In the US though, a different approach is being taken to empower patients. The roundtable was told about an American project where nurses “coach” or “nudge” patients in the lifestyle changes they might adopt, which could improve the management of their long-term conditions, potentially reducing the need for hospital readmission. The results of the project revealed that it had reduced hospital stays and health costs.

A similar project is now running in the UK. A speaker said: “It is felt that in America the patients are more motivated because insurance costs are involved. There is this idea that in the UK, patients are not that motivated. But I am not so sure that’s right. I think British patients will respond to this [way of working] too.”

The UK government’s desire to promote shared decision making in chronic-disease management requires the co-operation of GPs, which has been slow to happen. A speaker told the roundtable: “This is about getting the patients to manage themselves but there is a bit of fear out there [among GPs] that we are trying to take patients away.” In the US, the roundtable heard, three states have decided to change the law to place a statutory obligation on family doctors to involve their patients in decisions about their care.

Back in the UK, the east of England region has been taking different steps to create a culture of shared decision making. Every patient with a chronic condition has their own personal health plan, which has “self-care” running through it. Their care is commissioned according to a pathway “hub” where services are based in the community.

Primary and secondary care specialists work together managing a patient population with a group of conditions according to integrated pathways with “intensive episodic highly specialised care” being managed outside of the hub, a speaker explained.

Focus on value

As the NHS faces 20bn of efficiency savings at the same time that there is an increase in cases of chronic disease, services will have to prove that they are providing value for money.

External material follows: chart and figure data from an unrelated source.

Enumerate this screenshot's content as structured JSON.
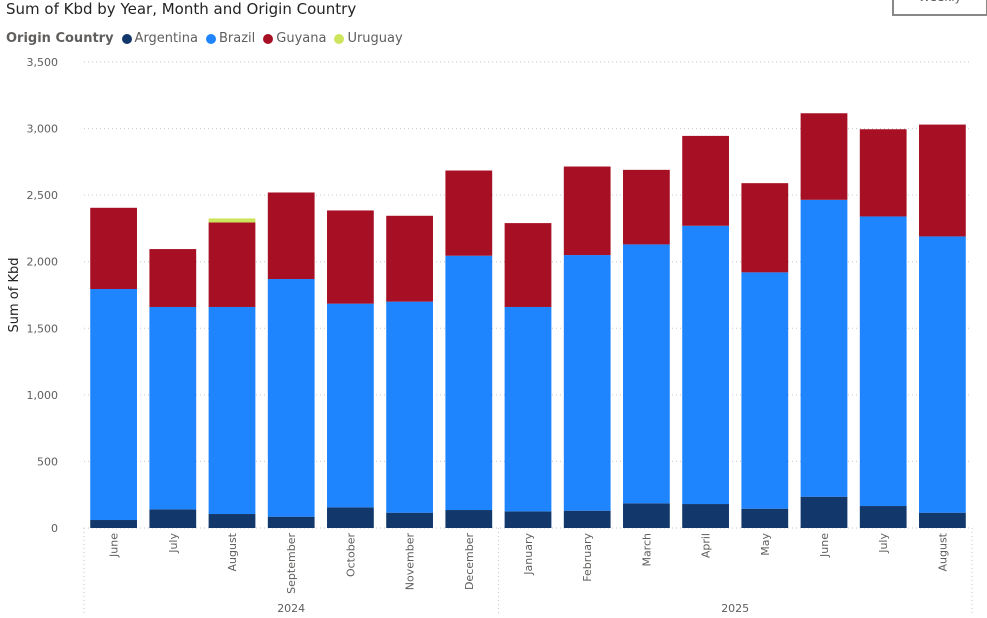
{
  "header": {
    "title": "Sum of Kbd by Year, Month and Origin Country",
    "weekly_button": "Weekly"
  },
  "legend": {
    "title": "Origin Country",
    "items": [
      {
        "label": "Argentina",
        "color": "#12386b"
      },
      {
        "label": "Brazil",
        "color": "#1f85ff"
      },
      {
        "label": "Guyana",
        "color": "#a71024"
      },
      {
        "label": "Uruguay",
        "color": "#cde55d"
      }
    ]
  },
  "chart_data": {
    "type": "bar",
    "stacked": true,
    "title": "Sum of Kbd by Year, Month and Origin Country",
    "ylabel": "Sum of Kbd",
    "ylim": [
      0,
      3500
    ],
    "yticks": [
      0,
      500,
      1000,
      1500,
      2000,
      2500,
      3000,
      3500
    ],
    "ytick_labels": [
      "0",
      "500",
      "1,000",
      "1,500",
      "2,000",
      "2,500",
      "3,000",
      "3,500"
    ],
    "grid": true,
    "legend_position": "top-left",
    "categories": [
      "June",
      "July",
      "August",
      "September",
      "October",
      "November",
      "December",
      "January",
      "February",
      "March",
      "April",
      "May",
      "June",
      "July",
      "August"
    ],
    "year_groups": [
      {
        "label": "2024",
        "count": 7
      },
      {
        "label": "2025",
        "count": 8
      }
    ],
    "series": [
      {
        "name": "Argentina",
        "color": "#12386b",
        "values": [
          60,
          140,
          105,
          85,
          155,
          115,
          135,
          125,
          130,
          185,
          180,
          145,
          235,
          165,
          115
        ]
      },
      {
        "name": "Brazil",
        "color": "#1f85ff",
        "values": [
          1735,
          1520,
          1555,
          1785,
          1530,
          1585,
          1910,
          1535,
          1920,
          1945,
          2090,
          1775,
          2230,
          2175,
          2075
        ]
      },
      {
        "name": "Guyana",
        "color": "#a71024",
        "values": [
          610,
          435,
          635,
          650,
          700,
          645,
          640,
          630,
          665,
          560,
          675,
          670,
          650,
          655,
          840
        ]
      },
      {
        "name": "Uruguay",
        "color": "#cde55d",
        "values": [
          0,
          0,
          30,
          0,
          0,
          0,
          0,
          0,
          0,
          0,
          0,
          0,
          0,
          0,
          0
        ]
      }
    ]
  }
}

To help address this, the Department of Health last month published its Atlas of Variation in Health Care.

The document includes 34 maps that look at how much money each primary care trust in England spent on specific clinical services in 2009 – including chronic conditions – and links that to patient health outcomes.

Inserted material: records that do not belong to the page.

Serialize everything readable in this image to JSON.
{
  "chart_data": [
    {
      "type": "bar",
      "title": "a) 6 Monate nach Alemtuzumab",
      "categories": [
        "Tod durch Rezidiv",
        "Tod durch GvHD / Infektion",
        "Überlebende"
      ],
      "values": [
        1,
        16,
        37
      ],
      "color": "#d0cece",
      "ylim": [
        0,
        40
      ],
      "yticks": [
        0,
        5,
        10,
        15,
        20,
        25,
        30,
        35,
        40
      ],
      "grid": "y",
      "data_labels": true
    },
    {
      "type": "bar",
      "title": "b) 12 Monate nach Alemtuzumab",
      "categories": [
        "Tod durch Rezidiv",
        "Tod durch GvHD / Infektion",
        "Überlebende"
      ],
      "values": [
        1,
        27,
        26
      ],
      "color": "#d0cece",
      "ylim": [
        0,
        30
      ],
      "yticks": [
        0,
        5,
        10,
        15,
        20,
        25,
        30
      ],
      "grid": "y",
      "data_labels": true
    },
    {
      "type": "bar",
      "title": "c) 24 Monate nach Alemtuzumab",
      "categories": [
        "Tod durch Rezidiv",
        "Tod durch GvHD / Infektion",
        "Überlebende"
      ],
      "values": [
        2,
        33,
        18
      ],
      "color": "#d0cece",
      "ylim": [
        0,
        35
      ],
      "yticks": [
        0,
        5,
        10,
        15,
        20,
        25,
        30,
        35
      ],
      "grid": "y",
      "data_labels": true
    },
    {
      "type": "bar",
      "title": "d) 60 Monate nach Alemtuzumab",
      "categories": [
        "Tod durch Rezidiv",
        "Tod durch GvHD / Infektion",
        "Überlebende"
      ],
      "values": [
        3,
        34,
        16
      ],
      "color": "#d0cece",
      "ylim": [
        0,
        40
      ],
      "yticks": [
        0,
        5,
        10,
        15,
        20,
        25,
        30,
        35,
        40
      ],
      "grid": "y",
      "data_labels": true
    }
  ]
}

The report is significant because as one speaker said: “While we may know what we spend on asthma we don’t know what we are getting for it or what asthma care has bought in Liverpool or Manchester.” The speaker added that for the past 10 years the most common word in the NHS was “quality” but for the next 20 that will be replaced by “value” with a greater emphasis on outcomes and money spent.

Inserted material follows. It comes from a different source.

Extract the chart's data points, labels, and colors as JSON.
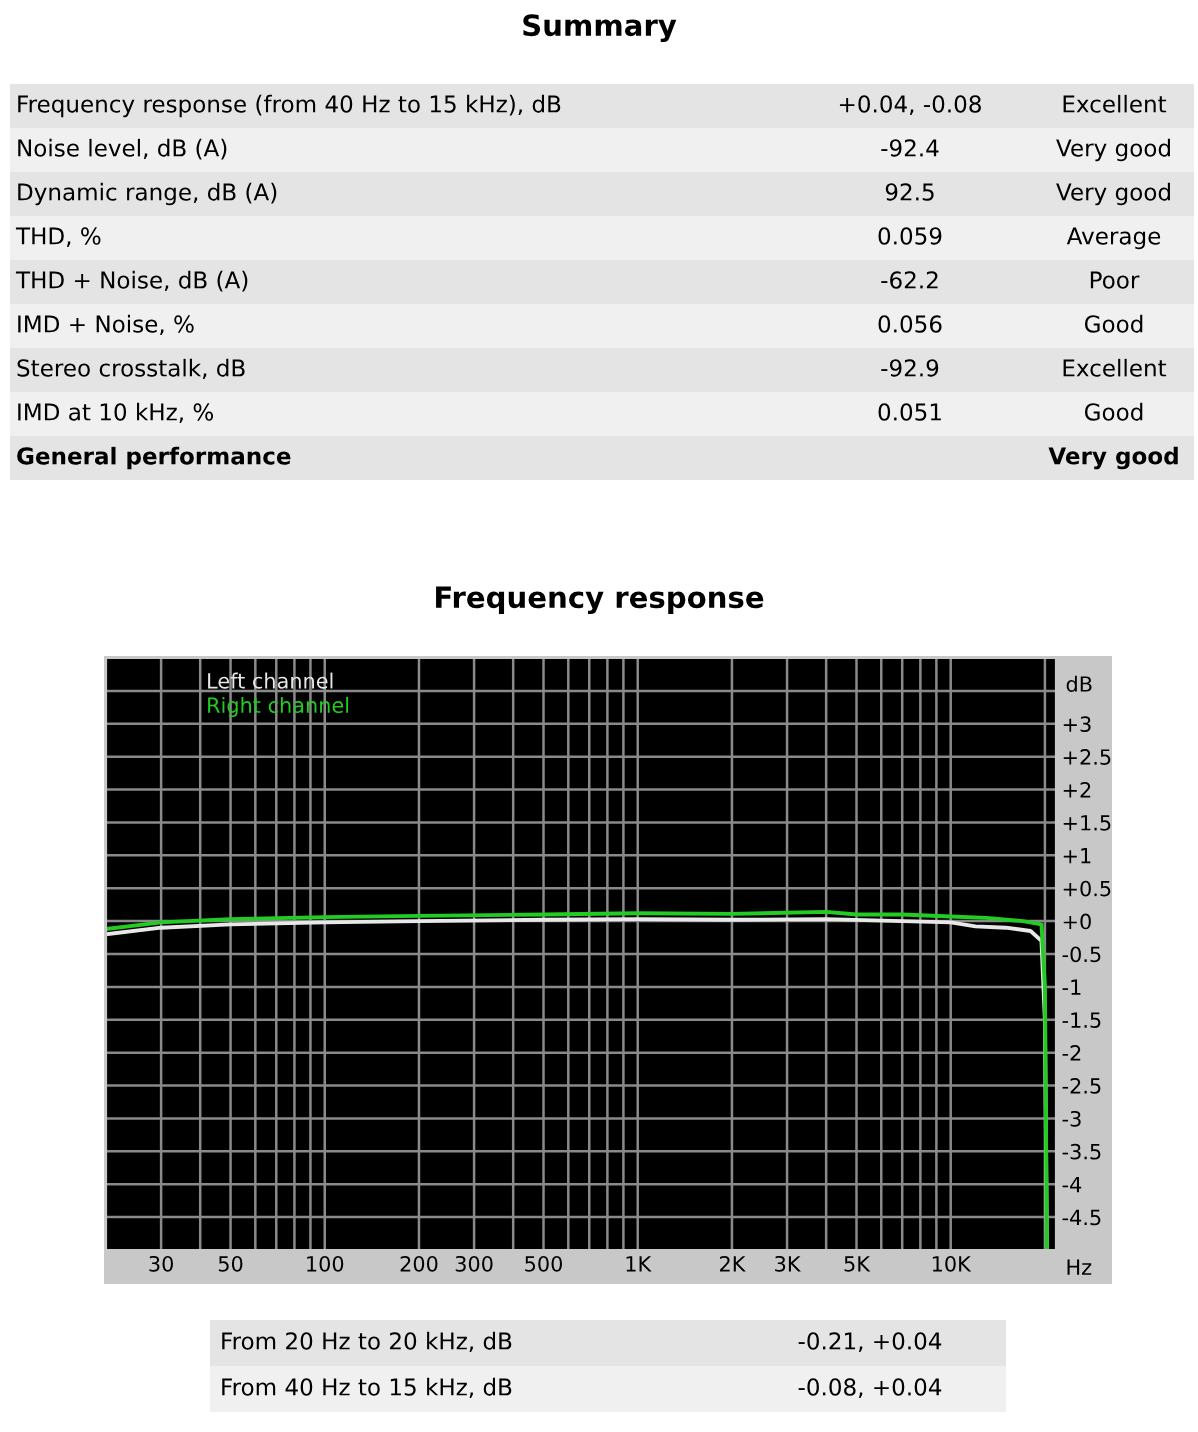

Heath prevention, which stops people developing chronic conditions in the first place, is also crucial if the current epidemic is to be halted. There was some hope from the roundtable that the government’s public health white paper, Healthy Lives, Healthy People: Our Strategy for Public Health in England – which comes with a 4bn budget and gives local councils rather than the NHS responsibility for public health – might help.

But there was also concern that the document lacked a national strategy. “The big question is how much can we put things in place when there is no national overview,” said one speaker.

While there was no single solution to improving public health and reducing chronic disease it was felt that “society” as a whole, rather than health professions alone, had to take the lead because the public had the power to bring about significant change. One speaker remarked: “The success on banning cigarette smoking wasn’t because the [health] profession was leading on it. GPs aren’t going to have the strength to go out and shut down their local McDonald’s.”

In focus
Chronic disease is responsible for 60% of all deaths in the world, according to World Health Organisation figures. In the UK the cost of heart disease alone accounted for 12% of the NHS’s total expenditure in 2006. Chronic disease rates are expected to continue to rise as UK health spending is squeezed and the NHS is reformed. But this climate of change offers an opportunity for innovation in the management of chronic disease with new ideas coming from within the NHS as well as others from across the Atlantic, which are already being adopted.